Benefits of Reinsurance - Capacity - Retention Limit
A company can vary its retention limit by selected criteria such as age (keeping a lower retention on old ages), underwriting classifications (keeping a lower retention for higher ratings classes or specific underwriting impairments, or plan type (such as a lower retention for term insurance).
Benefits of Reinsurance - Prevention of Catastrophic Loss
Using reinsurance allows a direct writing company to “spread the risk” among other insurance carriers. The more the risk is spread among various insurers, reinsurers, and retrocessionaires, the less impact any single claim will have on any single company and the more financially stable the reinsurance arrangement will be.
Reinsurance Pool
When several reinsurers share the reinsurance coverage on the same risks. A reinsurer may not feel comfortable accepting too large a percentage of the risk from one direct company and instead prefer to share the arrangements with several other reinsures.
Market Entrance
Risks associated with entering a new insurance market or introducing a new product:
- The direct writing company many not have the necessary expertise. Can benefit from the relative experience of a seasoned reinsurer.
- Until a large number of policies has been issued, the mortality of that block of business may not be as expected. “Law of Large numbers”.
- Each claims has a much higher financial impact when only a few policies are in force.
Law of Large Numbers
The law of large numbers states that the greater the number of occurrences that take place:
a. the more accurate the prediction of future results
b. the less the deviation of the actual losses from the expected losses
c. the more reliable the prediction will be.
Benefits of Reinsurance - Market Withdrawal
A direct company can arrange to reinsure or sell outright an entire block of policies to an interested reinsurer.
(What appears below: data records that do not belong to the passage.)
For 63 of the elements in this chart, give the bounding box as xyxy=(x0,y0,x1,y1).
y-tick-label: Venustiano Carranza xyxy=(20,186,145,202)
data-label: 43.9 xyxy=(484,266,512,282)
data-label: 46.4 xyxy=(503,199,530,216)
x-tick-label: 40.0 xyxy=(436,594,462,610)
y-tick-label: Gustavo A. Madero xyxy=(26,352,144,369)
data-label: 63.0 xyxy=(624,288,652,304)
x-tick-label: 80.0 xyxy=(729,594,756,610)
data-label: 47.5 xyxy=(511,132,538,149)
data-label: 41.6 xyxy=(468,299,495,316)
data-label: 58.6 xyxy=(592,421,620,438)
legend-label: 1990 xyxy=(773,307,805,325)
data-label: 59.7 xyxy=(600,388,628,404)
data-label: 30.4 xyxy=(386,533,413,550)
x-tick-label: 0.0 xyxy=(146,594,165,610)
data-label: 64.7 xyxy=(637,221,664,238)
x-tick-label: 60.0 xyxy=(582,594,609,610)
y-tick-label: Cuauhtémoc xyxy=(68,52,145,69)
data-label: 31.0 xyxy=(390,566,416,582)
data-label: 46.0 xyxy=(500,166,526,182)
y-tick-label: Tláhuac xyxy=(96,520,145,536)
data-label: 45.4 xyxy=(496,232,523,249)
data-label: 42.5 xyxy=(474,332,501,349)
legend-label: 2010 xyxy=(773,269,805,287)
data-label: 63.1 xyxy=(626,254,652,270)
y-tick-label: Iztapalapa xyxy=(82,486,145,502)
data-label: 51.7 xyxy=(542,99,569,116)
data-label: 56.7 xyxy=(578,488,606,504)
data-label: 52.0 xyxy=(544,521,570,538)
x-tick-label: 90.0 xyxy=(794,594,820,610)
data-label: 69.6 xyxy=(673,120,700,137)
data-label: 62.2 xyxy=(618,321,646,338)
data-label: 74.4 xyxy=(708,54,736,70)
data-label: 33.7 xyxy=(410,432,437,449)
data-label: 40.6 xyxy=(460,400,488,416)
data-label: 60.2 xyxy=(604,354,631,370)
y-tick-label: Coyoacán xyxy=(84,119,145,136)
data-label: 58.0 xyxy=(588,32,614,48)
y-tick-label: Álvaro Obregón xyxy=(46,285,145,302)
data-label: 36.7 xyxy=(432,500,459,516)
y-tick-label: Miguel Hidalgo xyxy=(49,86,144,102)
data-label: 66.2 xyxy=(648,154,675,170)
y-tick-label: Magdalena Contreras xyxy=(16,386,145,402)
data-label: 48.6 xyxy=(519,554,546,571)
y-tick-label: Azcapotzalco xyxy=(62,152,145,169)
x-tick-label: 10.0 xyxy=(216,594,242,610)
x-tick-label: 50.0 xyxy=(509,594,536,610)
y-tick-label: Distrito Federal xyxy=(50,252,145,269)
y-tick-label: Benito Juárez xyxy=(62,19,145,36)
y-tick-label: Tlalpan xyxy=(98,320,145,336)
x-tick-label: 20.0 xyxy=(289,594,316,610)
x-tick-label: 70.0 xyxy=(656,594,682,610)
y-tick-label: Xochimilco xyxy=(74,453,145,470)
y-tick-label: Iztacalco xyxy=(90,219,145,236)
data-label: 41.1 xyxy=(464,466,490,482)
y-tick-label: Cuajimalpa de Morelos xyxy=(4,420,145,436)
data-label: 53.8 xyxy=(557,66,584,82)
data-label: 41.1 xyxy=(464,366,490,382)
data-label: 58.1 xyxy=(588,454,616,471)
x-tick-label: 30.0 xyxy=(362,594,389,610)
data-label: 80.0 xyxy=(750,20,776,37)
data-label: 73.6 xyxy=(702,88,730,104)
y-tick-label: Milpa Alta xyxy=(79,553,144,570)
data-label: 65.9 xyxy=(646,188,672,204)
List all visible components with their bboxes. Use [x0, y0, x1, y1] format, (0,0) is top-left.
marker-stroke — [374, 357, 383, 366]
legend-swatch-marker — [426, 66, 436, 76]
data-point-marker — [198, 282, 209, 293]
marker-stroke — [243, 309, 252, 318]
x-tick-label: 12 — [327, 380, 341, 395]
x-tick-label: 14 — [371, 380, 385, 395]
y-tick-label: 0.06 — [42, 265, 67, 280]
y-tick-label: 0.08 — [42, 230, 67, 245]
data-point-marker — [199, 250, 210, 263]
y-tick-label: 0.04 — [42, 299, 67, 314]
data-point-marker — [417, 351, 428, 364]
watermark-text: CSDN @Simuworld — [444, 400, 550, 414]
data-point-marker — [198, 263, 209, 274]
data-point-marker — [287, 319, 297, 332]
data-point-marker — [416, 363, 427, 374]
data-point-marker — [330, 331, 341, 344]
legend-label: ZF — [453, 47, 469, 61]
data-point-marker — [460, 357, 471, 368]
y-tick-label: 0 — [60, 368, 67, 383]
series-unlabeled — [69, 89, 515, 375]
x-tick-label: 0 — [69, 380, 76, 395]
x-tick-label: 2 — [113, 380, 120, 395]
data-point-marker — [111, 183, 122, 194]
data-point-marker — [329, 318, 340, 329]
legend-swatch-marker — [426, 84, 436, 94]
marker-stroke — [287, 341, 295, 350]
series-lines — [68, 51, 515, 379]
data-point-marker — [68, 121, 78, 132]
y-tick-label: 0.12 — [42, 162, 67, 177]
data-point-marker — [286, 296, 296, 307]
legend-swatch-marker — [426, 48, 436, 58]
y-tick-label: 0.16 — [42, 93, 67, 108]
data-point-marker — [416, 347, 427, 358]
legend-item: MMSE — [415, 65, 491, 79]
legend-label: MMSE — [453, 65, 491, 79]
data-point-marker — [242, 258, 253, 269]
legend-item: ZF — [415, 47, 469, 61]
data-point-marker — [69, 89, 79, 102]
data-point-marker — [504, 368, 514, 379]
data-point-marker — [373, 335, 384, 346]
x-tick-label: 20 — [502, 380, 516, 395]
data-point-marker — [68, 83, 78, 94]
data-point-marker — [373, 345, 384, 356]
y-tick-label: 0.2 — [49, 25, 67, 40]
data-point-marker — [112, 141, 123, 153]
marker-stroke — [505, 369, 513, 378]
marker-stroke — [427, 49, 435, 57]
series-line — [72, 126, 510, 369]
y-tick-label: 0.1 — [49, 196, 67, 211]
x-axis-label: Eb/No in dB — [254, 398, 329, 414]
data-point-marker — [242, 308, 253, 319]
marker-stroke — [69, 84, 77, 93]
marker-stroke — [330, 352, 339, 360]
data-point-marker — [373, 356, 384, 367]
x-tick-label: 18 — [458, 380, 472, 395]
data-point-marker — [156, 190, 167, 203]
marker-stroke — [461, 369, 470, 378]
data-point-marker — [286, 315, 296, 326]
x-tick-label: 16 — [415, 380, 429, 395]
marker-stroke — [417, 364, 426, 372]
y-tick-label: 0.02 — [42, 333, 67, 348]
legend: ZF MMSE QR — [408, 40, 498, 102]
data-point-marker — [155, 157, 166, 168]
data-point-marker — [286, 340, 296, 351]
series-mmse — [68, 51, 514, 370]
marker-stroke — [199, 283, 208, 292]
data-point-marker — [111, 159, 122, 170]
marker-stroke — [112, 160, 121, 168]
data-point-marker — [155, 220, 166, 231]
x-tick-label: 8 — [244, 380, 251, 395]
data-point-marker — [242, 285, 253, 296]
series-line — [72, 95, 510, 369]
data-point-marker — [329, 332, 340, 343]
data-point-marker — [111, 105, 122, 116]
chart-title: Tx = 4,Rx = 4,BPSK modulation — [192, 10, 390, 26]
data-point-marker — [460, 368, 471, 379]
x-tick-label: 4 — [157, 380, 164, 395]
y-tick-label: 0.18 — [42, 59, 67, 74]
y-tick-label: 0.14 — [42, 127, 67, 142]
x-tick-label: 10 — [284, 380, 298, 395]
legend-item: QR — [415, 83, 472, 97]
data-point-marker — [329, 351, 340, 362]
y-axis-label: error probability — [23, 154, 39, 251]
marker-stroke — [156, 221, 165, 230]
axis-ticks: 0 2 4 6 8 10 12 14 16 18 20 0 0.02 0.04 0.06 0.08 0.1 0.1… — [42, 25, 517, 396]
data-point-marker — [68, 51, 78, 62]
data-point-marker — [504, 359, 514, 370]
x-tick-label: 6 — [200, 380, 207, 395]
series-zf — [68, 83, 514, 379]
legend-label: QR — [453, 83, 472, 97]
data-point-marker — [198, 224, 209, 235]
The direct carrier can even make arrangements to transfer some or the entire admin burden to the reinsurance company.
Assumption Reinsurance
When a direct writing company permanent transfers all of its contractual obligations on the assumed risk to the reinsurer.
Benefits of Reinsurance - Reinsurance Services
A reinsurer can provide resources and knowledge that the direct carrier may not have in the area of underwriting, actuarial science, claims, product development, and policy administration.
Often valuable resources for training underwriters, conducting and publishing underwriting research, and making presentations.
Financial Reinsurance
Policy reserves are the amount of money put aside by the direct carrier to cover actual or potential liability owed to policyholders. A direct writing company can turn to financial reinsurance, seeking temporary infusion of capital from the reinsurer to fulfill it’s policy reserve requirements.
Financial Reinsurance - covers non-mortality risk such as
- Policy persistency
- Interest
- Cash Value
- Reserve Requirement (as noted above)
- Secondary guarantees
- Return of premium
Mortality Reinsurance - Types of Risk Transfer
- YRT - Excess of Retention
- YRT - Quota Share
- Coinsurance
Mortality Reinsurance - Types of Risk Transfer - YRT - Excess of Retention
The direct carrier will retain amounts up to its retention limit and then use reinsurance.
YRT - yearly renewable term.
In YRT arrangements, the ceding company pays reinsurance premiums to the reinsurer that are based on the age and gender of the insured and duration of the contract. Premiums typically increase each year as the insured ages.